Esse processo de aproximação, com seus altos e baixos, teve um momento muito importante com a visita de Fidel ao Vaticano, em 19 de novembro de 1996, durante a qual foram examinados assuntos concernentes à normalização das relações, e a já mencionada viagem de João Paulo II a Cuba (em janeiro de 1998), que foi organizada em conjunto pela Igreja e pelo Estado. Sua presença determinou a periodização “antes e depois da Visita do Papa”, que nos deixou um legado que por muito tempo atuará positivamente no processo de normalização das relações entre Estado e Igreja Católica, incluindo as demais religiões. À luz desse acontecimento, as Igrejas Protestantes animaram-se a realizar um conjunto de importantes concentrações locais (maio de 1999).
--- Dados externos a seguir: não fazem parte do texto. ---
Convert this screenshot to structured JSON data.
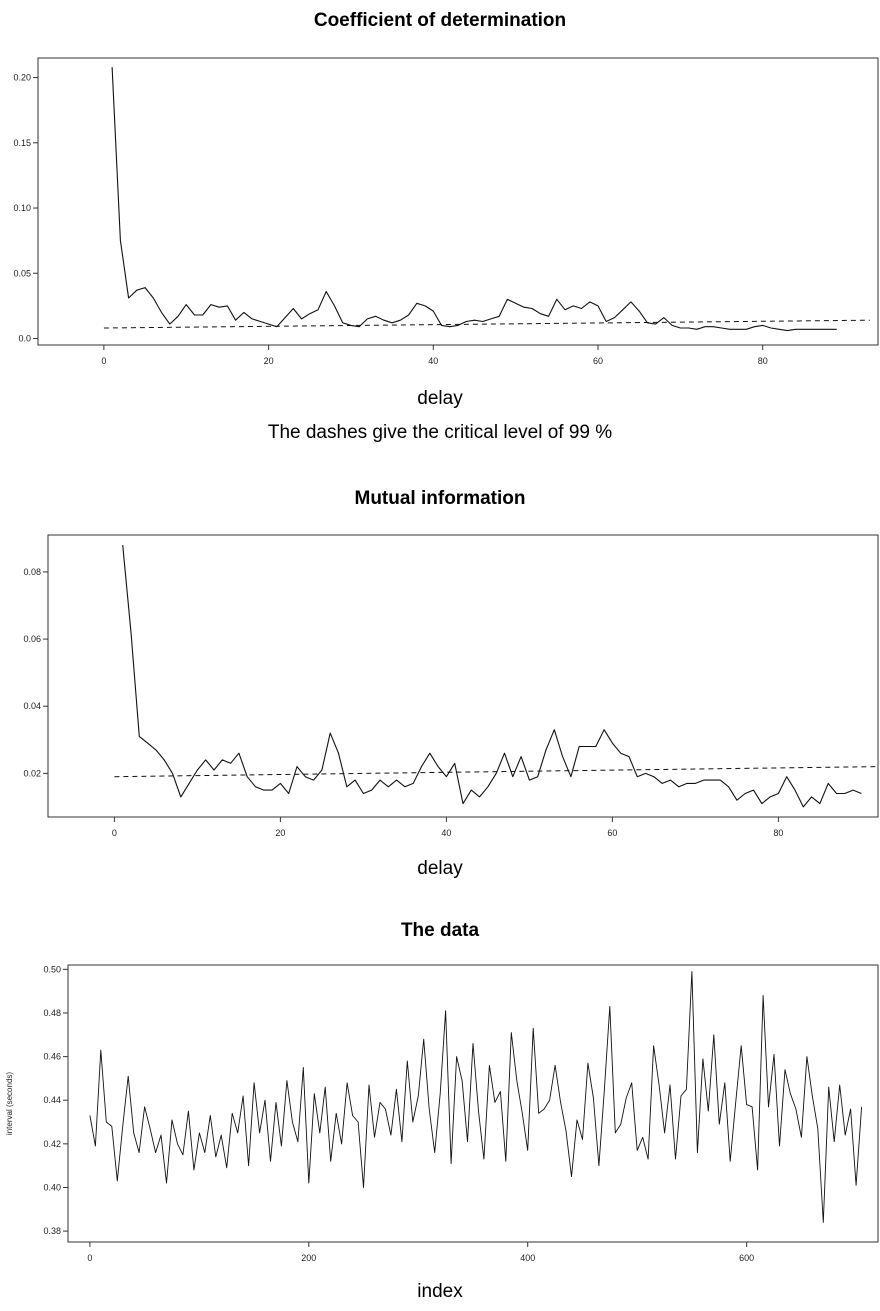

Religiões e Revolução tomaram um rumo de reencontro positivo; os conceitos básicos da Teologia da Libertação foram e são essenciais nesta nova convergência.
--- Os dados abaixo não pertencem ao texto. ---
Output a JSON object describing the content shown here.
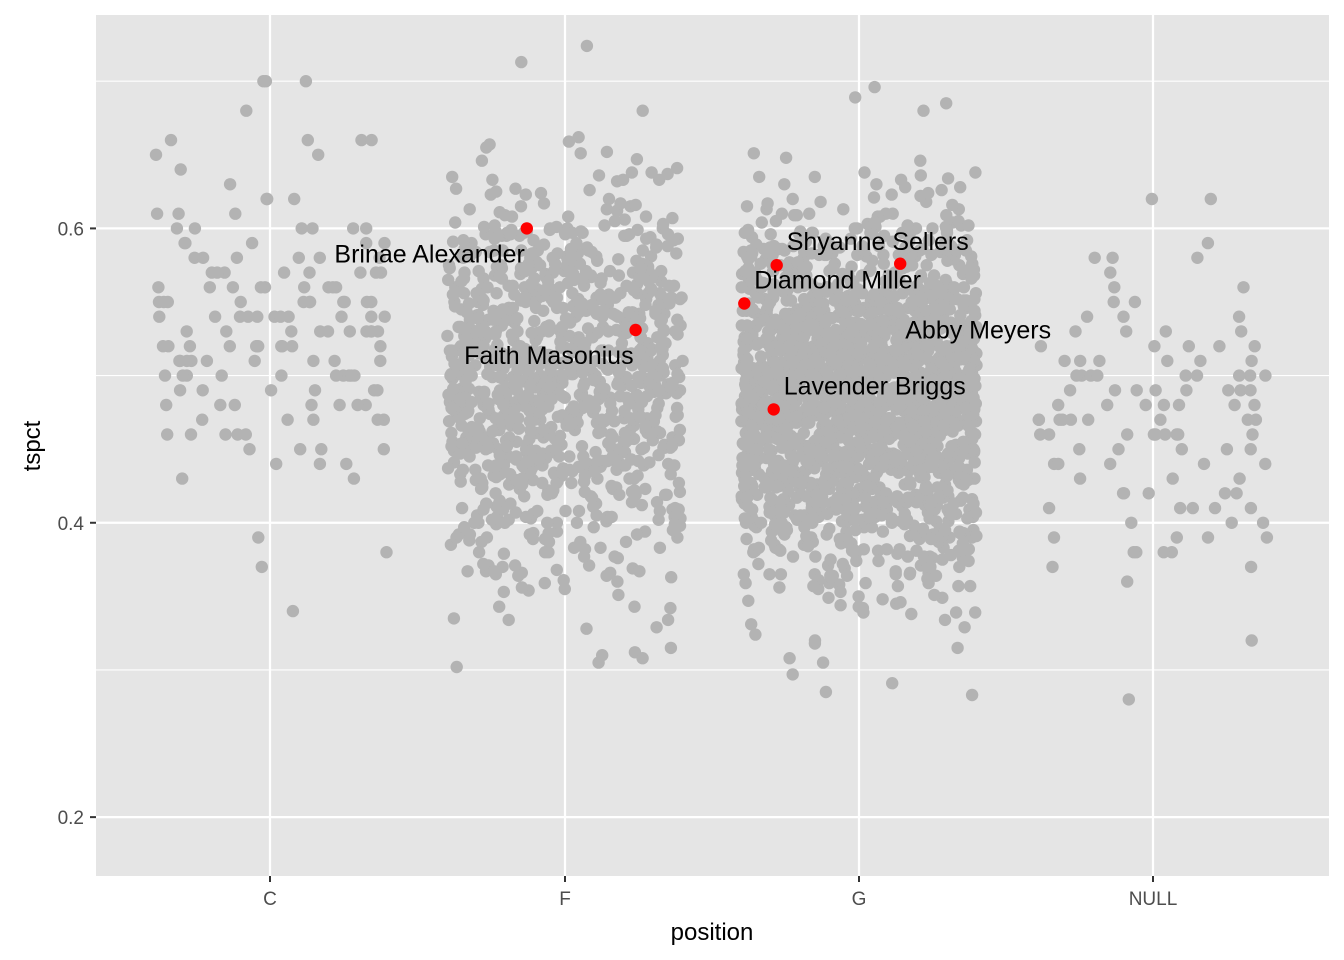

Cuba foi sonhada no seio do Seminário São Carlos por sacerdotes como José Agustín Caballero e Félix Varela, que forjaram um conjunto de discípulos com a tarefa de convertê-la em uma realidade nos finais do século XIX, em luta unida com negros africanos escravizados. A Virgen de La Caridad, que apareceu nas águas da Baía de Nipe em 1612, foi o primeiro símbolo cubano, antes mesmo que tivéssemos consciência de identidade própria: escudo e bandeira. Não há cubano crente ou não crente que não respeite a Virgen de La Caridad – Oxum para o Panteão dos cultos africanos.
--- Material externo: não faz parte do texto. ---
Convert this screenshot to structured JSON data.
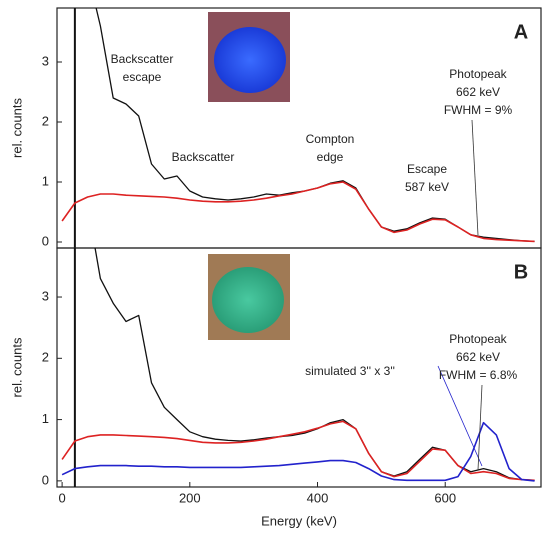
{
  "chart_data": [
    {
      "type": "line",
      "ylabel": "rel. counts",
      "panel_label": "A",
      "x": [
        0,
        20,
        40,
        60,
        80,
        100,
        120,
        140,
        160,
        180,
        200,
        220,
        240,
        260,
        280,
        300,
        320,
        340,
        360,
        380,
        400,
        420,
        440,
        460,
        480,
        500,
        520,
        540,
        560,
        580,
        600,
        620,
        640,
        660,
        680,
        700,
        720,
        740
      ],
      "series": [
        {
          "color": "#111111",
          "values": [
            null,
            null,
            4.5,
            3.6,
            2.4,
            2.3,
            2.1,
            1.3,
            1.05,
            1.1,
            0.85,
            0.75,
            0.72,
            0.7,
            0.72,
            0.75,
            0.8,
            0.78,
            0.82,
            0.85,
            0.9,
            0.98,
            1.02,
            0.9,
            0.55,
            0.25,
            0.18,
            0.22,
            0.32,
            0.4,
            0.38,
            0.25,
            0.12,
            0.08,
            0.06,
            0.04,
            0.02,
            0.01
          ]
        },
        {
          "color": "#dd2222",
          "values": [
            0.35,
            0.65,
            0.75,
            0.8,
            0.8,
            0.78,
            0.77,
            0.76,
            0.75,
            0.73,
            0.7,
            0.68,
            0.67,
            0.67,
            0.68,
            0.7,
            0.73,
            0.77,
            0.8,
            0.85,
            0.9,
            0.97,
            1.0,
            0.88,
            0.55,
            0.25,
            0.16,
            0.2,
            0.3,
            0.38,
            0.37,
            0.25,
            0.12,
            0.06,
            0.04,
            0.03,
            0.02,
            0.01
          ]
        }
      ],
      "vline": 20,
      "xlim": [
        -8,
        750
      ],
      "ylim": [
        -0.1,
        3.9
      ],
      "yticks": [
        0,
        1,
        2,
        3
      ],
      "annotations": [
        {
          "text": [
            "Backscatter",
            "escape"
          ]
        },
        {
          "text": [
            "Backscatter"
          ]
        },
        {
          "text": [
            "Compton",
            "edge"
          ]
        },
        {
          "text": [
            "Escape",
            "587 keV"
          ]
        },
        {
          "text": [
            "Photopeak",
            "662 keV",
            "FWHM = 9%"
          ]
        }
      ]
    },
    {
      "type": "line",
      "ylabel": "rel. counts",
      "xlabel": "Energy (keV)",
      "panel_label": "B",
      "x": [
        0,
        20,
        40,
        60,
        80,
        100,
        120,
        140,
        160,
        180,
        200,
        220,
        240,
        260,
        280,
        300,
        320,
        340,
        360,
        380,
        400,
        420,
        440,
        460,
        480,
        500,
        520,
        540,
        560,
        580,
        600,
        620,
        640,
        660,
        680,
        700,
        720,
        740
      ],
      "series": [
        {
          "color": "#111111",
          "values": [
            null,
            null,
            4.5,
            3.3,
            2.9,
            2.6,
            2.7,
            1.6,
            1.2,
            1.0,
            0.8,
            0.72,
            0.68,
            0.66,
            0.65,
            0.67,
            0.7,
            0.72,
            0.74,
            0.78,
            0.85,
            0.95,
            1.0,
            0.85,
            0.45,
            0.15,
            0.08,
            0.15,
            0.35,
            0.55,
            0.5,
            0.25,
            0.15,
            0.2,
            0.15,
            0.05,
            0.02,
            0.01
          ]
        },
        {
          "color": "#dd2222",
          "values": [
            0.35,
            0.65,
            0.72,
            0.75,
            0.75,
            0.74,
            0.73,
            0.72,
            0.71,
            0.69,
            0.66,
            0.63,
            0.62,
            0.62,
            0.63,
            0.65,
            0.68,
            0.72,
            0.76,
            0.8,
            0.86,
            0.93,
            0.97,
            0.85,
            0.45,
            0.15,
            0.07,
            0.12,
            0.32,
            0.52,
            0.5,
            0.25,
            0.12,
            0.15,
            0.12,
            0.04,
            0.02,
            0.01
          ]
        },
        {
          "color": "#2222cc",
          "values": [
            0.1,
            0.2,
            0.23,
            0.25,
            0.25,
            0.25,
            0.24,
            0.24,
            0.23,
            0.23,
            0.22,
            0.22,
            0.22,
            0.22,
            0.22,
            0.23,
            0.24,
            0.25,
            0.27,
            0.29,
            0.31,
            0.33,
            0.33,
            0.3,
            0.2,
            0.08,
            0.02,
            0.01,
            0.01,
            0.01,
            0.01,
            0.07,
            0.4,
            0.95,
            0.75,
            0.2,
            0.02,
            0.0
          ]
        }
      ],
      "vline": 20,
      "xlim": [
        -8,
        750
      ],
      "ylim": [
        -0.1,
        3.8
      ],
      "yticks": [
        0,
        1,
        2,
        3
      ],
      "xticks": [
        0,
        200,
        400,
        600
      ],
      "annotations": [
        {
          "text": [
            "simulated 3'' x 3''"
          ],
          "color": "#2222cc"
        },
        {
          "text": [
            "Photopeak",
            "662 keV",
            "FWHM = 6.8%"
          ]
        }
      ]
    }
  ]
}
Para concluir, posso dizer que, a meu ver, onde deveria ter havido uma sequência de encontros ininterruptos a partir de uma opção preferencial pelos pobres, interpuseram-se interesses de classes e o dogmatismo. Por outro lado, como resposta ao isolamento e às agressões a que foi exposto a partir de seus primeiros momentos o processo revolucionário cubano, produziu-se uma radicalização tornada sovietização. Com tudo de positivo que se conseguiu, tanto no material quanto na sobrevivência política, as sequelas de ateização extrema criaram uma brecha entre revolução e religião, com desconfianças e enfrentamentos que somente com o tempo e com a chegada dos acontecimentos históricos é que pouco a pouco puderam ser superados – embora ainda permaneçam muitos problemas pendentes. Rios e Lagos se juntarão caso consigam manter uma aliança evangélica e revolucionária por um futuro de paz, justiça social, equidade distributiva e conservação do Planeta.